Solved (Free): In an investigation of pregnancy induced hypertension, one group of women with this disorder was treated with low dose aspirin, and the second group was given a placebo

ByDr. Raju Chaudhari

Mar 30, 2021

In an investigation of pregnancy induced hypertension, one group of women with this disorder was treated with low dose aspirin, and the second group was given a placebo. A sample consisting of 23 women who received aspirin has mean arterial blood pressure 111 mm Hg and standard deviation 8 mm Hg; a sample of 24 women who were given the placebo has mean blood pressure 109 mm Hg and standard deviation 8 mm Hg.

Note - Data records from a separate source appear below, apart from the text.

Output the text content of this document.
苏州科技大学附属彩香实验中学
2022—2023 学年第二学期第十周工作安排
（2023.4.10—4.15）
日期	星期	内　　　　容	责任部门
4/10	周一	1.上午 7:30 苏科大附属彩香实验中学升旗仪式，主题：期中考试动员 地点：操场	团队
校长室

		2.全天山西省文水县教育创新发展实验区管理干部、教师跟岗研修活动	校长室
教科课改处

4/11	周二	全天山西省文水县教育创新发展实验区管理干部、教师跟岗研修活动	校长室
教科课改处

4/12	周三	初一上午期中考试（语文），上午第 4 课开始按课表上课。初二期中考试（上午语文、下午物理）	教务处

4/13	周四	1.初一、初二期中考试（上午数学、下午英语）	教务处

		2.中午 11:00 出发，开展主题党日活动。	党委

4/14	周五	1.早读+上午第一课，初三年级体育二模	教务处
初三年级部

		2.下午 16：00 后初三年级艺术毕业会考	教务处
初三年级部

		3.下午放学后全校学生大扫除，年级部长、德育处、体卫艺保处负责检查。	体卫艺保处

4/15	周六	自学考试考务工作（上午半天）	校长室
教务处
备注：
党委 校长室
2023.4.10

a) At the 0.01 level of significance, test the null hypothesis that the two populations of women have the same mean arterial blood pressure.
b) Construct a 99% confidence interval for the true difference in population means. Does this interval contain the value 0?

Solution

Let $\mu_1$ be the population mean arterial blood pressure for women treated with aspirin, and $\mu_2$ be the mean for women treated with placebo.

a) The hypothesis testing problem is $H_0 : \mu_1 = \mu_2$ against $H_a:\mu_1\neq \mu_2$.

c) Given that the sample size $n_1 = 23$, $n_2 = 24$, sample mean $\overline{x}_1= 111$,
$\overline{x}_2= 109$, sample standard deviation $s_1 = 8$ and $s_2 = 8$.

Define test statistic

The test statistic is
\begin{aligned} t& =\frac{(\overline{x}_1 -\overline{x}_1)-(\mu_1 - \mu_2)}{sp\sqrt{\frac{1}{n_1}+\frac{1}{n_2}}} \end{aligned}
where
\begin{aligned} s_p & = \sqrt{\frac{(n_1-1)s_1^2 +(n_2-1)s_2^2}{n_1+n_2-2}}\\ & = \sqrt{\frac{(23-1)8^2 +(24-1)8^2}{23+24-2}}\\ & = 8. \end{aligned}

Speciffy the level of significance

The significance level is $\alpha = 0.01$.

Determine the critical value

As the alternative hypothesis is $\textit{two-tailed}$, the critical value of $t$ using $\alpha = 0.01$ and degrees of freedom $n_1+n_2-2=23+24-2=45$ $\text{are}$ $\text{-2.69 and 2.69}$.

The rejection region (i.e. critical region) is $\text{t < -2.69 or t > 2.69}$.

Computation

The test statistic under the null hypothesis is
\begin{aligned} t&=\frac{(\overline{x}_1 -\overline{x}_1)-(\mu_1-\mu_2)}{sp\sqrt{\big(\frac{1}{n_1}+\frac{1}{n_2}\big)}}\\ &= \frac{(111-109)-0}{8\sqrt{\big(\frac{1}{23}+\frac{1}{24}\big)}}\\ &= 0.8568 \end{aligned}

The rejection region (i.e. critical region) is $\text{t < -2.69 or t > 2.69}$.

The test statistic is $t =0.8568$ which falls $\text{outside}$ the critical region, we $\textit{fail to reject}$ the null hypothesis.

OR

$p$-value approach

The test is $\textit{two-tailed}$ test, so p-value is the area to the $\textit{extreme}$ of the test statistic ($t=0.8568$). That is p-value = $2*P(t\geq 0.8568 ) = 0.3961$.

The p-value is $0.3961$ which is $\textit{greater than}$ the significance level of $\alpha = 0.01$, we $\textit{fail to reject}$ the null hypothesis.

We do not have enough evidence to reject the null hypothesis. We conclude that there is no evidence that aspirin provides a change in mean blood
pressure compared to placebo.

b) The critical value $t_{\alpha/2,n_1+n_2-2} = t_{0.05,45} = 1.679$.

The margin of error for difference of means $\mu_1-\mu_2$ is

\begin{aligned} E & = t_{\alpha/2,n_1+n_2-2} \sqrt{\frac{s_1^2}{n_1}+\frac{s_2^2}{n_2}}\\ & = 1.679 \sqrt{\frac{8^2}{23}+\frac{8^2}{24}}\\ & = 3.919. \end{aligned}

$90$% confidence interval estimate for the difference $(\mu_1-\mu_2)$ is

\begin{aligned} (\overline{X}_1 -\overline{X}_2)- E & \leq (\mu_1-\mu_2) \leq (\overline{X}_1 -\overline{X}_2) + E\\ (111-109) - 3.919 & \leq (\mu_1-\mu_2) \leq (111-109) + 3.919\\ -1.919 & \leq (\mu_1-\mu_2) \leq 5.919. \end{aligned}

Thus, $90$% confidence interval estimate for the difference $(\mu_1-\mu_2)$ is $(-1.919,5.919)$. The interval contains the value 0.